EduScale / docs /DATASET_CARD.md
jimzzzz's picture
Add EduScale models, docs, and benchmarks
1aaff2e

EduScale AI Benchmark Dataset Card

Dataset Description

This repository includes benchmark result files for evaluating EduScale AI on educational slide images. The benchmark files contain per-image image quality, OCR, and runtime metrics for the 2x and 3x TensorFlow Lite models.

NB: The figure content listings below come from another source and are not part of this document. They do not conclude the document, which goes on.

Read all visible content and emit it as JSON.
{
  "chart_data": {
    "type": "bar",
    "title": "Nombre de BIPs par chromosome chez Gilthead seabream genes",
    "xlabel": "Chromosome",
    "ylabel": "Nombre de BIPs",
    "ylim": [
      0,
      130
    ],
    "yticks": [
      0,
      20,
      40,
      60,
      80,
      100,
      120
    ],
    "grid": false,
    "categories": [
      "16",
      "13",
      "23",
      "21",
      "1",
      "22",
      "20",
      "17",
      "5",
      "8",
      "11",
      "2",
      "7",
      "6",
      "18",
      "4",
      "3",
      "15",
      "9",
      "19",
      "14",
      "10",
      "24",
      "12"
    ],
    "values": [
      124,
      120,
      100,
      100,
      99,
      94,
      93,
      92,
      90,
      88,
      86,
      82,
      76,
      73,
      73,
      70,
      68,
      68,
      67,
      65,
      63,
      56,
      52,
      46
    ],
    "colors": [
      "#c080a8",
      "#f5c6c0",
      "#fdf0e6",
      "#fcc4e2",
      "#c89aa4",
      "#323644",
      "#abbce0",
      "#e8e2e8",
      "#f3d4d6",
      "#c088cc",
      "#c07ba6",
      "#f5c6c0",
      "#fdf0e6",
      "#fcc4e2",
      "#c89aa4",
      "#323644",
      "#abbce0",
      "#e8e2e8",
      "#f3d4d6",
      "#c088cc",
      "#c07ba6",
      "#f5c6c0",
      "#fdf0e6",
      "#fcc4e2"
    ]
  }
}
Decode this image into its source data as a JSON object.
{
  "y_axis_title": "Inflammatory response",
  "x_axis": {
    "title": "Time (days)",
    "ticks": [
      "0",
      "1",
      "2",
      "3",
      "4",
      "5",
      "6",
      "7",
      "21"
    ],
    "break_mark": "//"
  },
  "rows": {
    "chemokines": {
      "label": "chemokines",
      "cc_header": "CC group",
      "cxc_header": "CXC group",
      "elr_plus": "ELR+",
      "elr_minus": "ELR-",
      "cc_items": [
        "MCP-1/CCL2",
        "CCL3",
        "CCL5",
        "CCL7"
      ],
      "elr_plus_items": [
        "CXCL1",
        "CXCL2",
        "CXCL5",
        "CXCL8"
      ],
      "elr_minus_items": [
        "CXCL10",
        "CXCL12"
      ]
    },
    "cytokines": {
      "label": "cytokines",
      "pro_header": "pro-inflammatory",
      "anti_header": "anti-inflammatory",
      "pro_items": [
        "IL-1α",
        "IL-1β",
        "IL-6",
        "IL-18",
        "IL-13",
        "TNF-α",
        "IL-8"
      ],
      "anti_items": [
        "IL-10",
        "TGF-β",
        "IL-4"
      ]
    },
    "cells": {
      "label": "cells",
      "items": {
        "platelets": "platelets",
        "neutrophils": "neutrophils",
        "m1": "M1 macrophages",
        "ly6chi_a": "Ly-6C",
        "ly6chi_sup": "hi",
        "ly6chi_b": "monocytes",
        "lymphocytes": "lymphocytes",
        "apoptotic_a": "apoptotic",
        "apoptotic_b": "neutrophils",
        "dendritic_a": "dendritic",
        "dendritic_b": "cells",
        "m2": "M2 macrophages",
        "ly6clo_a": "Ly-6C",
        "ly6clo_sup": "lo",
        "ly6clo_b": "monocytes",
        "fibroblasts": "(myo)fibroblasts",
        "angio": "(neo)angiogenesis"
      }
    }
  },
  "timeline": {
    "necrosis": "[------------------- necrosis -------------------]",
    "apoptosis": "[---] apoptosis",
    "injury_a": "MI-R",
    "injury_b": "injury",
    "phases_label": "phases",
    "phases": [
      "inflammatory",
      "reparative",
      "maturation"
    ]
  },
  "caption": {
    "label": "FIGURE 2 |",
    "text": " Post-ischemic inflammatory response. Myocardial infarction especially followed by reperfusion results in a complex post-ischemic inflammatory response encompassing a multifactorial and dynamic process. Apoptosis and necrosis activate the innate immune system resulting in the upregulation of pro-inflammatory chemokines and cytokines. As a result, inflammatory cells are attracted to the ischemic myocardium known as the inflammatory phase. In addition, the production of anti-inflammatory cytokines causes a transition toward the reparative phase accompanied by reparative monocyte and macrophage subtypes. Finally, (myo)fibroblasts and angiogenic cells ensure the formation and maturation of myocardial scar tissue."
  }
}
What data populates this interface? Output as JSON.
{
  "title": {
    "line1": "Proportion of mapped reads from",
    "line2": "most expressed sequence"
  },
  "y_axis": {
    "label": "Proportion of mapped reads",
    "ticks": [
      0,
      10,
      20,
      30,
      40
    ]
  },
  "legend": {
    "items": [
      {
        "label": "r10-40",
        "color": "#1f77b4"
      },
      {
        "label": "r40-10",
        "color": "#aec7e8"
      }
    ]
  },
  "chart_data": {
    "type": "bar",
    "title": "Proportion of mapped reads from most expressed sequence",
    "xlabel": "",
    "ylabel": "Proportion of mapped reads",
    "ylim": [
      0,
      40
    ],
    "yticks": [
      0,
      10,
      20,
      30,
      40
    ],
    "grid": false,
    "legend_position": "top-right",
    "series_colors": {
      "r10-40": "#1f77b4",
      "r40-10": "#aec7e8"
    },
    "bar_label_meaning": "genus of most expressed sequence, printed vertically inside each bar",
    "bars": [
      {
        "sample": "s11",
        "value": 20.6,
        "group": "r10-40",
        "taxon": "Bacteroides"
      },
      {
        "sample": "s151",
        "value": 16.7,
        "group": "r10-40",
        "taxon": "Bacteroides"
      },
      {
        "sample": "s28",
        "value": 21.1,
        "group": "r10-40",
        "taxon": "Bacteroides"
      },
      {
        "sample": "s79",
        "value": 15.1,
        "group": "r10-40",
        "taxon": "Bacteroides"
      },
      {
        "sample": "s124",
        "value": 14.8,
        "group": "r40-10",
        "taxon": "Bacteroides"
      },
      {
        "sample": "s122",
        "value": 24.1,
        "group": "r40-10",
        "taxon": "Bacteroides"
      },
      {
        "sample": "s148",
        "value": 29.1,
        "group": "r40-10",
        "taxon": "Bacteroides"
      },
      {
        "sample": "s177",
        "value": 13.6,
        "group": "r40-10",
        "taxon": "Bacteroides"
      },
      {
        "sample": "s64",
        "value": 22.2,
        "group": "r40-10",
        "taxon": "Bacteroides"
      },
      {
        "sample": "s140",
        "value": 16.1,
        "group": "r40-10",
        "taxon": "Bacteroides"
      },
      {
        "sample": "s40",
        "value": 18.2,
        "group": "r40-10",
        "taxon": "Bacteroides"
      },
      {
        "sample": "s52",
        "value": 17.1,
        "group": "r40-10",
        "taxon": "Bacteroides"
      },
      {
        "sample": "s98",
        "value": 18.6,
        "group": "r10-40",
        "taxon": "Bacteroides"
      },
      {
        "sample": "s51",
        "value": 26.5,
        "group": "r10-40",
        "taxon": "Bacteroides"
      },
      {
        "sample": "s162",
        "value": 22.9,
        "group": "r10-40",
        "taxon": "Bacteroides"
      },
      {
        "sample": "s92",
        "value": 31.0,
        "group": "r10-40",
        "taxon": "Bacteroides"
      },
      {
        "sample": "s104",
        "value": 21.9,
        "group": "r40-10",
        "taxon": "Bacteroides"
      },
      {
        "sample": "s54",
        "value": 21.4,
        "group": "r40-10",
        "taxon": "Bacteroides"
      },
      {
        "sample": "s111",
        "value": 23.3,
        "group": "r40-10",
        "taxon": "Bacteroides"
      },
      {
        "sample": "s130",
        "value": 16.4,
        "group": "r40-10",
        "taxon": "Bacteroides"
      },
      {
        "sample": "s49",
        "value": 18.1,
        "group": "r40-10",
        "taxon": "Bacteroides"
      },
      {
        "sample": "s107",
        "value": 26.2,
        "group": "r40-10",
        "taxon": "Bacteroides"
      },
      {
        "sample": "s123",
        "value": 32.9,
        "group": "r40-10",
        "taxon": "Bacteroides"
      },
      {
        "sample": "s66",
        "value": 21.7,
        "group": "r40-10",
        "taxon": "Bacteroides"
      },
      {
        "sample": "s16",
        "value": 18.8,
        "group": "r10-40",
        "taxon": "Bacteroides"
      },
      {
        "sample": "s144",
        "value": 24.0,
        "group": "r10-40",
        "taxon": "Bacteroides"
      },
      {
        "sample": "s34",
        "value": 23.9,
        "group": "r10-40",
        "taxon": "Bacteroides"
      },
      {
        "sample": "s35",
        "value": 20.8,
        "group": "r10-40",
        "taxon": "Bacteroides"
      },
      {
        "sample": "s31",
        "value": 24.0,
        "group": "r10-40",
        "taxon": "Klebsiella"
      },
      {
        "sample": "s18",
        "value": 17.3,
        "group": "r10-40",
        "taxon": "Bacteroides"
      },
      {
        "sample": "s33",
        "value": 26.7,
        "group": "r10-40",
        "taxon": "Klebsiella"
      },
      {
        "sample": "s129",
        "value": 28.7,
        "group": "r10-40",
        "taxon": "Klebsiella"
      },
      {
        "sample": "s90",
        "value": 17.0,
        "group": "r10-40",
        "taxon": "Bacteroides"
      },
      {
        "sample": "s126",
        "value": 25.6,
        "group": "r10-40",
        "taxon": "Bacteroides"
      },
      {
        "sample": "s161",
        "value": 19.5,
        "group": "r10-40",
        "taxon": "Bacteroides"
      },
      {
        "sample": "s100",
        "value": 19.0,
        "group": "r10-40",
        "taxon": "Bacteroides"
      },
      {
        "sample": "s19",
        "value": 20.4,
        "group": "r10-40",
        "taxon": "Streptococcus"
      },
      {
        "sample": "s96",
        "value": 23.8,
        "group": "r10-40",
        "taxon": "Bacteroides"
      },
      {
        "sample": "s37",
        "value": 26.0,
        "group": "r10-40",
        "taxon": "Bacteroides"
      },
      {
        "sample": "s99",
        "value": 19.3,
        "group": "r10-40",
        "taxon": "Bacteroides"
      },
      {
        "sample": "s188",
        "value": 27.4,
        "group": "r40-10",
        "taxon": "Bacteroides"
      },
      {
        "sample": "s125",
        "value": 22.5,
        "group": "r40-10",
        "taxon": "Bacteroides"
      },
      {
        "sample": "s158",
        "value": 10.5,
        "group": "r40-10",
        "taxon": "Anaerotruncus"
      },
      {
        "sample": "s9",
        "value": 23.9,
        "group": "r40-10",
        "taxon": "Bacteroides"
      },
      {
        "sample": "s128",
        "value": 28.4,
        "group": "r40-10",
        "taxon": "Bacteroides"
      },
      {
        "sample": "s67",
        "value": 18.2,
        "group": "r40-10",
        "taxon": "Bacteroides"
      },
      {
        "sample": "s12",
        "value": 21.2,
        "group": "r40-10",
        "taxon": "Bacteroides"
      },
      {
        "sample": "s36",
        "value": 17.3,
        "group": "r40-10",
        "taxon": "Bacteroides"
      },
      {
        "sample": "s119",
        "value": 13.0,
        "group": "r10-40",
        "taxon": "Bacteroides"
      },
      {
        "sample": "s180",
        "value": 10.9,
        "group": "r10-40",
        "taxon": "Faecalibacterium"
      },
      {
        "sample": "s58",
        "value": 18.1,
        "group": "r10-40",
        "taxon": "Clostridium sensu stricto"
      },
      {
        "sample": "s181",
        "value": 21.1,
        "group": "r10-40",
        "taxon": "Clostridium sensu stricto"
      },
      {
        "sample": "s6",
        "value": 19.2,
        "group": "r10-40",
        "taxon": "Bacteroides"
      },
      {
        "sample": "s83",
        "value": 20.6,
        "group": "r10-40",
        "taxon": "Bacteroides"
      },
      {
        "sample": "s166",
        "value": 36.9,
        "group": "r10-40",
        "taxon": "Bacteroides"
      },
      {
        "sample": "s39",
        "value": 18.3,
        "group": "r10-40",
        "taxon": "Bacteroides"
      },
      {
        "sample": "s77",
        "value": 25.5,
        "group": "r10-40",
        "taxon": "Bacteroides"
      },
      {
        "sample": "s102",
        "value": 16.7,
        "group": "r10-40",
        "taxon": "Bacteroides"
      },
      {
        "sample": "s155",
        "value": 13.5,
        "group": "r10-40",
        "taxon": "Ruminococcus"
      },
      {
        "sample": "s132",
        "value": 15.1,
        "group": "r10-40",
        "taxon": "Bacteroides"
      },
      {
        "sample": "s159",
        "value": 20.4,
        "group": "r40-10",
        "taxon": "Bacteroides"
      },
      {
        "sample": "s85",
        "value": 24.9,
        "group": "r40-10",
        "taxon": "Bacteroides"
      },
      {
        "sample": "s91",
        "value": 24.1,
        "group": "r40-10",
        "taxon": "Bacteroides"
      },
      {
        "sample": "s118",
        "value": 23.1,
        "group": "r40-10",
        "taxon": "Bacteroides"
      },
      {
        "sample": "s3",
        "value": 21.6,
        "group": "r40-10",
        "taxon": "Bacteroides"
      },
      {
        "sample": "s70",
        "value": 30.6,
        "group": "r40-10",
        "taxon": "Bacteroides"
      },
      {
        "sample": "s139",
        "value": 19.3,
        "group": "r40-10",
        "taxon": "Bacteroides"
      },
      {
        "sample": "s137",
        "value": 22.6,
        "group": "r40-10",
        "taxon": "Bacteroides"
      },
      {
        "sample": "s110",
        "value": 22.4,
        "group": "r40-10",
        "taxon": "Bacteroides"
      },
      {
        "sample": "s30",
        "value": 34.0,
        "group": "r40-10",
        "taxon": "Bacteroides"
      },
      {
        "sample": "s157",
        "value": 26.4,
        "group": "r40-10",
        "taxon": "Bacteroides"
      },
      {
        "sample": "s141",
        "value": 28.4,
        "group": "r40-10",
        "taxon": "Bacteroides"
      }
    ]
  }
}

The underlying image files are not included in this repository. The CSV files are included as benchmark evidence for model comparison.

Data Sources

The project data was gathered from two source categories:

Source Description Redistribution Status
Dataset for ppt by Manisha717 on Kaggle Public collection of PPT files for testing, covering varied presentation topics Not redistributed here because the Kaggle page lists the license as unknown
Creator-generated samples Additional educational slide/image samples created by the project author Used for project evaluation and development

The benchmark CSVs are included to document model behavior without republishing the original PPT files or source images.

Files

File Description
benchmarks/benchmark_x2.csv Per-image benchmark results for the 2x model
benchmarks/benchmark_x3.csv Per-image benchmark results for the 3x model
benchmarks/benchmark_summary.csv Averaged model comparison summary

CSV Schema

The detailed benchmark files use the following columns:

Column Description
file Evaluation image filename
psnr Peak signal-to-noise ratio
ssim Structural similarity index
runtime_ms Inference runtime in milliseconds
lr_conf OCR confidence on low-resolution input
sr_conf OCR confidence after super-resolution
hr_conf OCR confidence on high-resolution reference
baseline_cer Character error rate for the baseline input
sr_cer Character error rate after super-resolution

The summary file uses:

Column Description
model Model identifier
scale Upscaling factor
psnr Average PSNR
ssim Average SSIM
ocr_confidence Average sr_conf
cer Average sr_cer
runtime_ms Average runtime in milliseconds
device Device used for benchmark measurement

Evaluation Device

Benchmarks in benchmark_summary.csv are labeled as measured on:

Realme Note 50

Known Limitations

  • The CSV files provide benchmark metrics, not the original image dataset.
  • Results are specific to the evaluation pipeline and device used.
  • The benchmark domain is educational slides and may not generalize to all scanned documents, handwriting, photos, or non-educational imagery.